So it’s the 62nd anniversary of the start of the Big Bug Out:
Sometime during the evening prior, over 180,000 Chinese soldiers from the “People’s Volunteer Army” (PVA) surged south of the DPRK border, ambushing the United States Eighth Army en masse. American soldiers, overwhelmed by superior numbers and shock, reeled backwards in what would become a desperate bid for survival in their retreat south.
Dissidents in China sometimes like to point out that contra to official propaganda, the Kuomintang did most of the fighting against the Japanese in China. This is true enough, but the propaganda also obscures the essentially rather impressive trajectory of the PLA from when it was reconstituted at the end of the Long March. You’re talking at that stage about people fighting with pointy sticks and mines made out of chamber pots. By 1944 they were deploying columns of around battalion strength. By 1947 it was winning huge encirclement battles on the North China Plain. By 1949 the PLA was staging army corps sized amphibious landings on Hainan. And then in 1950, a decade after the PLA’s main personal weapon was a bamboo pole with a knife tied to it, it was driving first rate US and UN formations at speed down the Korean Peninsula. As a grace note, you have the walloping it handed to the Indian army in 1962, before casually declaring a ceasefire and withdrawing from most of the territory it occupied.

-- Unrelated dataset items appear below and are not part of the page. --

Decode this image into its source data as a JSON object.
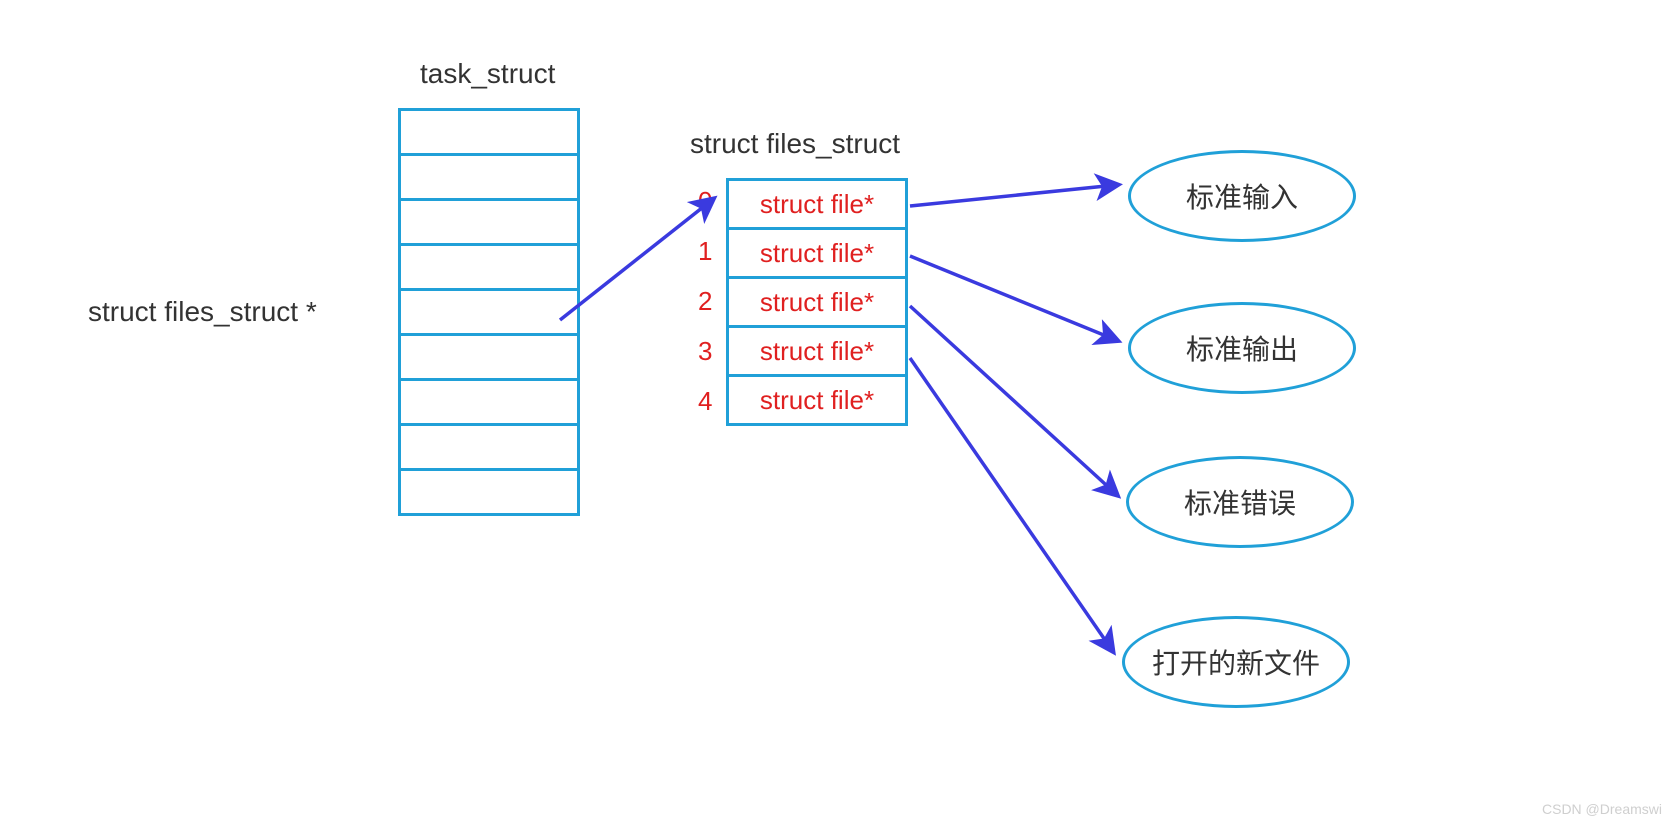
{
  "labels": {
    "task_struct_title": "task_struct",
    "files_struct_title": "struct files_struct",
    "pointer_label": "struct files_struct  *"
  },
  "fd_table": {
    "indices": [
      "0",
      "1",
      "2",
      "3",
      "4"
    ],
    "entries": [
      "struct file*",
      "struct file*",
      "struct file*",
      "struct file*",
      "struct file*"
    ]
  },
  "targets": {
    "stdin": "标准输入",
    "stdout": "标准输出",
    "stderr": "标准错误",
    "newfile": "打开的新文件"
  },
  "colors": {
    "border": "#20a0d8",
    "text_red": "#e02020",
    "arrow": "#3a3adf"
  },
  "watermark": "CSDN @Dreamswi"
}
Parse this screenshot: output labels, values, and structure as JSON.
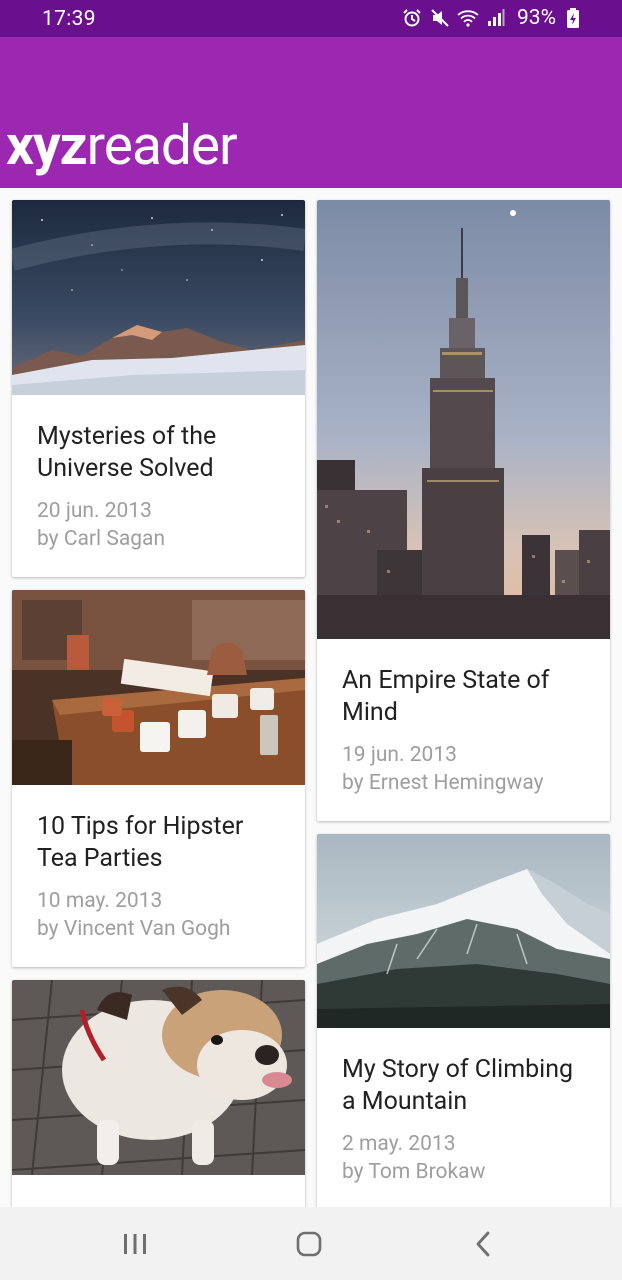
{
  "status_bar": {
    "time": "17:39",
    "battery": "93%",
    "icons": [
      "alarm-icon",
      "mute-icon",
      "wifi-icon",
      "signal-icon",
      "battery-charging-icon"
    ]
  },
  "app_bar": {
    "logo_bold": "xyz",
    "logo_light": "reader",
    "color": "#9c27b0",
    "status_color": "#6a0f8e"
  },
  "articles": [
    {
      "title": "Mysteries of the Universe Solved",
      "date": "20 jun. 2013",
      "author": "by Carl Sagan",
      "image": "starry-mountain-image"
    },
    {
      "title": "An Empire State of Mind",
      "date": "19 jun. 2013",
      "author": "by Ernest Hemingway",
      "image": "empire-state-building-image"
    },
    {
      "title": "10 Tips for Hipster Tea Parties",
      "date": "10 may. 2013",
      "author": "by Vincent Van Gogh",
      "image": "tea-cups-table-image"
    },
    {
      "title": "My Story of Climbing a Mountain",
      "date": "2 may. 2013",
      "author": "by Tom Brokaw",
      "image": "snowy-mountain-image"
    },
    {
      "image": "bulldog-image"
    }
  ],
  "nav_bar": {
    "buttons": [
      "recents-button",
      "home-button",
      "back-button"
    ]
  }
}
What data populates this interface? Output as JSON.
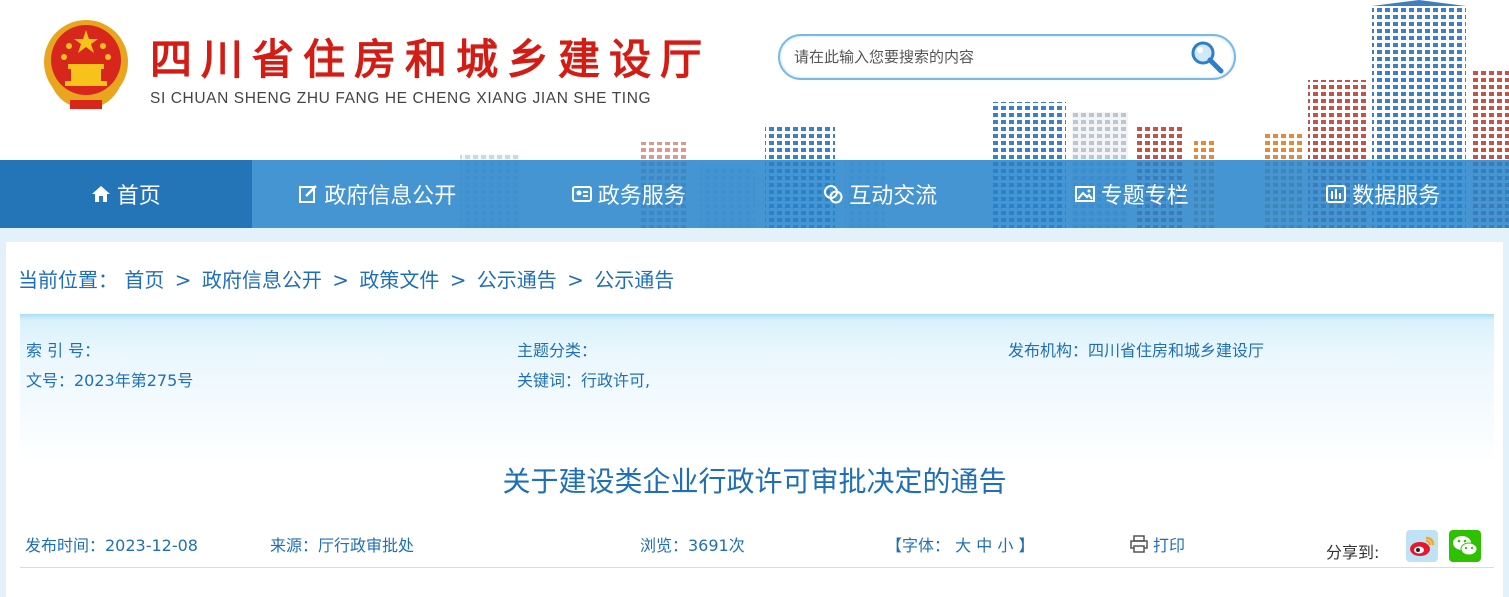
{
  "header": {
    "site_title": "四川省住房和城乡建设厅",
    "site_pinyin": "SI CHUAN SHENG ZHU FANG HE CHENG XIANG JIAN SHE TING",
    "search_placeholder": "请在此输入您要搜索的内容"
  },
  "nav": {
    "items": [
      {
        "label": "首页",
        "icon": "home-icon"
      },
      {
        "label": "政府信息公开",
        "icon": "edit-icon"
      },
      {
        "label": "政务服务",
        "icon": "id-card-icon"
      },
      {
        "label": "互动交流",
        "icon": "chat-icon"
      },
      {
        "label": "专题专栏",
        "icon": "picture-icon"
      },
      {
        "label": "数据服务",
        "icon": "bar-chart-icon"
      }
    ]
  },
  "breadcrumb": {
    "prefix": "当前位置：",
    "items": [
      "首页",
      "政府信息公开",
      "政策文件",
      "公示通告",
      "公示通告"
    ],
    "separator": ">"
  },
  "meta": {
    "index_no": "索 引 号：",
    "doc_no": "文号：2023年第275号",
    "topic": "主题分类：",
    "keywords": "关键词：行政许可,",
    "publisher": "发布机构：四川省住房和城乡建设厅"
  },
  "article": {
    "title": "关于建设类企业行政许可审批决定的通告",
    "publish_time": "发布时间：2023-12-08",
    "source": "来源：厅行政审批处",
    "views": "浏览：3691次",
    "font_label": "【字体：",
    "font_large": "大",
    "font_medium": "中",
    "font_small": "小",
    "font_close": "】",
    "print_label": "打印",
    "share_label": "分享到:"
  },
  "colors": {
    "title_red": "#d21c14",
    "nav_blue": "#2684cb",
    "link_blue": "#1f6fb7",
    "weibo_bg": "#bfe3f5",
    "wechat_green": "#2dc100"
  }
}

And then there was the Sino-Vietnam war...well, never mind.
The fact that the PLA played a comparatively minor role in fighting the Japanese is in keeping with Maoist military theory - in which you don't engage in formal battles until you're good and ready - and its later successes tend to vindicate that theory. The irony here is that the PLA’s performance in bringing the Communist Party to power and sustaining it there is never really going to be properly acknowledged in China until it gets out from under CPC control and is no longer tied to its wider founding mythology.